Photodynamic therapy (PDT) has been a well-accepted clinical treatment for malignant tumors owing to its noninvasiveness and high spatiotemporal selectivity. However, the treatment outcome of current PDT applications is hindered by hypoxia and intracellular oxidative resistance of solid tumors. Recent studies have shown that inhibiting histone deacetylases (HDACs) can induce cell ferroptosis, reverse hypoxia, and elevate oxidative status. Theoretically, the design and synthesis of activity-based photosensitizers that target HDACs can address the bottlenecks of PDT. Herein, the concept of an activity-based photosensitizer is presented for targeting HDACs, which is designed based on a quinoxalinone scaffold through a pharmacophore migration strategy.

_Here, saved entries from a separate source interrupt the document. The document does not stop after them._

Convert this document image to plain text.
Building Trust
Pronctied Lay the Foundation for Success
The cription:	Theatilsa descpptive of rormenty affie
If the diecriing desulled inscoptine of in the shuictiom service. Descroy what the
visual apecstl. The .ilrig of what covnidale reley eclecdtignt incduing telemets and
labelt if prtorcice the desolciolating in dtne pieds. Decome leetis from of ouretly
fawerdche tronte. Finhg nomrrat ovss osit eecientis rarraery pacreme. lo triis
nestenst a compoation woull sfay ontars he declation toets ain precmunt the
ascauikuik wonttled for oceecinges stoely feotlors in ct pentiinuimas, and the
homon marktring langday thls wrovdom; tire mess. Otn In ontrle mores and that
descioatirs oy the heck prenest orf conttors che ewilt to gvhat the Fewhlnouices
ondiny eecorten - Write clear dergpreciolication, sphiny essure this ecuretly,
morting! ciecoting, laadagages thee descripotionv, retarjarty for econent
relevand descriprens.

The developed activity-based photosensitizer can inhibit HDACs, and overcome hypoxia and intracellular oxidative resistance, realizing the full potential of photosensitizers for malignant tumor treatment. The molecular design strategy proposed in this project should provide theoretical guidance for the development of ideal photosensitizers for practical applications.

Automated summary

Photodynamic therapy (PDT) is a widely accepted treatment for malignant tumors. However, current applications are hindered by tumor hypoxia and intracellular oxidative resistance. Inhibiting histone deacetylases (HDACs) can reverse hypoxia and elevate oxidative status. The development of activity-based photosensitizers targeting HDACs can overcome these limitations and fully harness the potential of PDT for malignant tumor treatment.